Ophelia forced herself to look up when she noticed Batson’s head shift and, when the time came, with narrowed eyes, he uttered, “I do.” For a creature of fire, there was no heat—no passion—in his ruby stare.
She hoped her own eyes didn’t look as lifeless when she shortly repeated the words. “I do.”
Rings they wouldn’t be allowed to wear, even if they wanted to, were exchanged next and the last words Ophelia wanted to hear followed all too soon.
“You may kiss the bride.”
She lifted her own veil in an effort to hide her shaking, didn’t fight when Batson placed his hands on her arms, and closed her eyes to keep from panicking. He pressed his lips to hers, just for a few seconds, and she couldn’t help the tear that rolled down her cheek.
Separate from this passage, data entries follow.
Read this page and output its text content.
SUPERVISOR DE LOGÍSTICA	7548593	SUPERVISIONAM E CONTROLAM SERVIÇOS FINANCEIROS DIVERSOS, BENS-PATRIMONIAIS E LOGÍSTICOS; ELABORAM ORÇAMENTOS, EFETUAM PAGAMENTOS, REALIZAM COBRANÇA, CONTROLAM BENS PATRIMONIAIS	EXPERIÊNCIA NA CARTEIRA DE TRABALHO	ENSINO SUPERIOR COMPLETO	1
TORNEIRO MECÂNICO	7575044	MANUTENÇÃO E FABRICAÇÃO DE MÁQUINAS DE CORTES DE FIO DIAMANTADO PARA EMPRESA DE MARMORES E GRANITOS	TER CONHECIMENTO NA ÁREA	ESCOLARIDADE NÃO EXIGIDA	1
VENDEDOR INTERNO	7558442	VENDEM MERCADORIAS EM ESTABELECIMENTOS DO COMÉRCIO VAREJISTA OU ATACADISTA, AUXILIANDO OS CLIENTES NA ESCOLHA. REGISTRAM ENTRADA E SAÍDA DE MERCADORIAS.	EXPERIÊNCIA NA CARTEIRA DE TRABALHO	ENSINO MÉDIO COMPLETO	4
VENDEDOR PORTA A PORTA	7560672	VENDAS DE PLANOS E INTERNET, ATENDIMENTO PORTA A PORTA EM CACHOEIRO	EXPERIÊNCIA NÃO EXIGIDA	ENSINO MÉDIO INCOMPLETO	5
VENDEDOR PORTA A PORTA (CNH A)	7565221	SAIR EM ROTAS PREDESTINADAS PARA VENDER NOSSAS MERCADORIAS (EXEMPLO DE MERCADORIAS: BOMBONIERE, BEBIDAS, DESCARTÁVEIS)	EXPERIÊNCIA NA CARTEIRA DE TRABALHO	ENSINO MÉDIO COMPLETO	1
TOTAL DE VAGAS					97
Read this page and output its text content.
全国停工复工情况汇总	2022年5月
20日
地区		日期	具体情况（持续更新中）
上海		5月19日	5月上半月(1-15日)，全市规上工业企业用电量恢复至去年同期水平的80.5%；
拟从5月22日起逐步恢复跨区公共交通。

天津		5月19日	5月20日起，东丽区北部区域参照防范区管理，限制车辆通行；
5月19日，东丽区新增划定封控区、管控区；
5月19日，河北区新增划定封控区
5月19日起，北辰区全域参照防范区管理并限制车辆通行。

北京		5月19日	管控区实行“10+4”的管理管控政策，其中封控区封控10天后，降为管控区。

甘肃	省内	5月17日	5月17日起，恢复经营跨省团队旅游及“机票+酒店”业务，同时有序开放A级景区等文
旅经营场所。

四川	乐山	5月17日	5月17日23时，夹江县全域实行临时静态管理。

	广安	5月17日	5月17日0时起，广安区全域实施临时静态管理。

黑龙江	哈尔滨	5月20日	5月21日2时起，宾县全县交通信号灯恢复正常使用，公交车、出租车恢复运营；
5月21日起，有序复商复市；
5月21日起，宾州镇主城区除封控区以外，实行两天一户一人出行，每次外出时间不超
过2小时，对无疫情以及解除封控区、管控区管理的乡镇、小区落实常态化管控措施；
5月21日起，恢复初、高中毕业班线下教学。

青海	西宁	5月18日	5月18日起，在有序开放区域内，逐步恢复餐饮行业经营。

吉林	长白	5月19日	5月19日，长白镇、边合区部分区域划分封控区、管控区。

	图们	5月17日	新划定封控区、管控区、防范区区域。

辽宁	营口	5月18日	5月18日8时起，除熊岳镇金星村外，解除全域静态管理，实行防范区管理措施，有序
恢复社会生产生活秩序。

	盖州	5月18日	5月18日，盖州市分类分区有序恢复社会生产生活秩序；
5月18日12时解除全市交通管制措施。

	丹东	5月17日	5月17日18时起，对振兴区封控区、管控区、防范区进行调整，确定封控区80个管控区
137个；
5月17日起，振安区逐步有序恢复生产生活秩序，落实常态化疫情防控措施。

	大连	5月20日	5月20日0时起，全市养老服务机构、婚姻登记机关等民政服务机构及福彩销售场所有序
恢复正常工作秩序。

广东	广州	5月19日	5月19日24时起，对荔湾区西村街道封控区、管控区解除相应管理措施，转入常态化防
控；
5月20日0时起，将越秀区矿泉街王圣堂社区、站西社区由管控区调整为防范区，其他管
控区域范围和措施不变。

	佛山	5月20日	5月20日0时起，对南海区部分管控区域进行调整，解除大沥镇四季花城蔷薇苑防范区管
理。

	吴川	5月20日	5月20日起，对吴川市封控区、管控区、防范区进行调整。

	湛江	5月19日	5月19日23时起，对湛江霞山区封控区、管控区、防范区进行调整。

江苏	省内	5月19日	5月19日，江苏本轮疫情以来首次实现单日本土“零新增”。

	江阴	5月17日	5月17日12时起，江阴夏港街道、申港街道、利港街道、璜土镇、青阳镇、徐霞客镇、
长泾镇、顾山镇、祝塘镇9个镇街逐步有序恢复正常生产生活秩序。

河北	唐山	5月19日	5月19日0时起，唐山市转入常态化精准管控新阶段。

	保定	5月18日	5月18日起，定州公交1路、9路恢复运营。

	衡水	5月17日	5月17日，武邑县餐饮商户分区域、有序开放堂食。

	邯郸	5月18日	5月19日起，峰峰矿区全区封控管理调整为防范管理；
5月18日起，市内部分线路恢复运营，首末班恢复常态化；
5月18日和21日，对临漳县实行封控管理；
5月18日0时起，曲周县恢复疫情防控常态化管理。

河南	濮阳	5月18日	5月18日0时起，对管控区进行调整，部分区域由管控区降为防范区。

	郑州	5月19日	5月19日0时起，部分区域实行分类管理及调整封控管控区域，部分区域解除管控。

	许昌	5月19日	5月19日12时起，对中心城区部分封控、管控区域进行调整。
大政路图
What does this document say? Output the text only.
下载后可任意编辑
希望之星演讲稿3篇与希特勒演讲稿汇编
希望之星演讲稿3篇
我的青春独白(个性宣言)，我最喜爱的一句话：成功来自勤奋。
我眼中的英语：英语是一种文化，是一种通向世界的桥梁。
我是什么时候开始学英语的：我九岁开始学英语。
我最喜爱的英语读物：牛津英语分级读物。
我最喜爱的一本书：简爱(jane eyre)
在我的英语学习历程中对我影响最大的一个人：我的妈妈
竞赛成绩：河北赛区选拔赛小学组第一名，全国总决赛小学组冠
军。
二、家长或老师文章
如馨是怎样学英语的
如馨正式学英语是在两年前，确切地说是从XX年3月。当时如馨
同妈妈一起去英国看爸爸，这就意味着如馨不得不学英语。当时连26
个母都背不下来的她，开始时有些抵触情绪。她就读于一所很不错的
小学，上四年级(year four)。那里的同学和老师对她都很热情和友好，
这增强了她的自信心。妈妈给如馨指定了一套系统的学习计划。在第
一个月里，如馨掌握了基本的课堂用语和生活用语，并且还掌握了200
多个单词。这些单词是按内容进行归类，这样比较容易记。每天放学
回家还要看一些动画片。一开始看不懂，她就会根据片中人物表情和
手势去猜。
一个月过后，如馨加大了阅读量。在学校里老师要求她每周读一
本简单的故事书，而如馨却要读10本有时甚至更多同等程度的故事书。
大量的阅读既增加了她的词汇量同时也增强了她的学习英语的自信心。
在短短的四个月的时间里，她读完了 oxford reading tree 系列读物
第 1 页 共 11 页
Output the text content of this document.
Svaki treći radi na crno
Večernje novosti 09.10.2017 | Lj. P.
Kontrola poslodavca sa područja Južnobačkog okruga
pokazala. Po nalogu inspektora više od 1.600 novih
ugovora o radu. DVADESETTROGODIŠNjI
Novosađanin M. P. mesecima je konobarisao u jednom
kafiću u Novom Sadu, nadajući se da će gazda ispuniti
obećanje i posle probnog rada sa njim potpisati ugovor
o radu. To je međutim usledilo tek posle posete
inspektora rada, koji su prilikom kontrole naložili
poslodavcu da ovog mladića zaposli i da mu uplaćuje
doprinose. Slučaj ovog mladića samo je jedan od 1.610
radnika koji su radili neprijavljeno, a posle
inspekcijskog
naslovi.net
She didn’t even get to choose her first kiss.
April, Ten Years Later
“I can’t believe you still live next door to Batson Crosse,” Alice Mitchell commented as she followed Ophelia up the cracked sidewalk pathway to Ophelia’s house.
“You say that practically every time you visit,” Ophelia returned, throwing her longtime best friend an eye roll for good measure. She’d never once liked lying to Alice, about anything, but she understood why she had to.
“Well, it never fails to amaze me,” Alice said with a laugh. “Is he still an asshole?”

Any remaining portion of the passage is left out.